Les auteurs du temps ont rempli des volumes par le récit de ces scènes honteuses. La dépravation était arrivée à ce point que l'on risquait de n'être pas attaqué seulement par les bandits de profession, mais par la jeunesse aristocratique, qui prenait grand plaisir à jouer le rôle de filou et de meurtrier. Si invraisemblable que cela soit, les auteurs de ces désordres étaient la moitié du temps des garnements de bonne famille, devenus par désœuvrement, par démoralisation, les émules des vagabonds, des suppôts de brelans. Plus d'une fois l'on constata que les scènes les plus déplorables étaient le fait de gentilshommes ruinés, sinon de princes qui cherchaient à se désennuyer.

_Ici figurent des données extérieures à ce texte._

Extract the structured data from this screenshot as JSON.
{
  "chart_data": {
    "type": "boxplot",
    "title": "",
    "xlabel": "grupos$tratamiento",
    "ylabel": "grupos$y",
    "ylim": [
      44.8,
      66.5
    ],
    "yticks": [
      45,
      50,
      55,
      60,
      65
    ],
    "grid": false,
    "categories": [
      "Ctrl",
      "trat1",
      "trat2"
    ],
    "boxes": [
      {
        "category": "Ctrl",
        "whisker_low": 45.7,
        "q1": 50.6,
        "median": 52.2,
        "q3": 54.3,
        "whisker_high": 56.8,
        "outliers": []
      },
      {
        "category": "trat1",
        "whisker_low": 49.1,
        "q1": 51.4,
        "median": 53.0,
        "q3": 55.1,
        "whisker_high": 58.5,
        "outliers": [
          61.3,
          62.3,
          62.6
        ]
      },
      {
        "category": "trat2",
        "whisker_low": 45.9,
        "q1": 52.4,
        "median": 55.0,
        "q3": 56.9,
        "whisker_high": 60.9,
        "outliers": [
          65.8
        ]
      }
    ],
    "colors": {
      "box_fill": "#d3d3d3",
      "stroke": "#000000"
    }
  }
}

Nous avons eu, à diverses reprises, occasion de parler du frère du roi, Gaston d'Orléans. Qui croirait que ce fût un de ces débauchés honteux? On le vit cependant,—et certes il prêtait là d'assez belles armes contre lui à son ennemi, le cardinal, auprès de son frère, si grave et si sombre,—on le vit prendre plaisir, à la suite de ses orgies, à s'embusquer à la brune sur ce fameux Pont-Neuf et à dépouiller les passants comme un brigand vulgaire.

On commençait pourtant à poser, à la tombée du jour, quelques lanternes au coin des rues, et le guet avait charge d'opérer des rondes dans les endroits les plus mal hantés. Mais on ne se faisait pas faute de briser ces essais de réverbères, et quant aux soldats du guet, les attaques et les volées dont ils étaient souvent victimes sont demeurées fameuses.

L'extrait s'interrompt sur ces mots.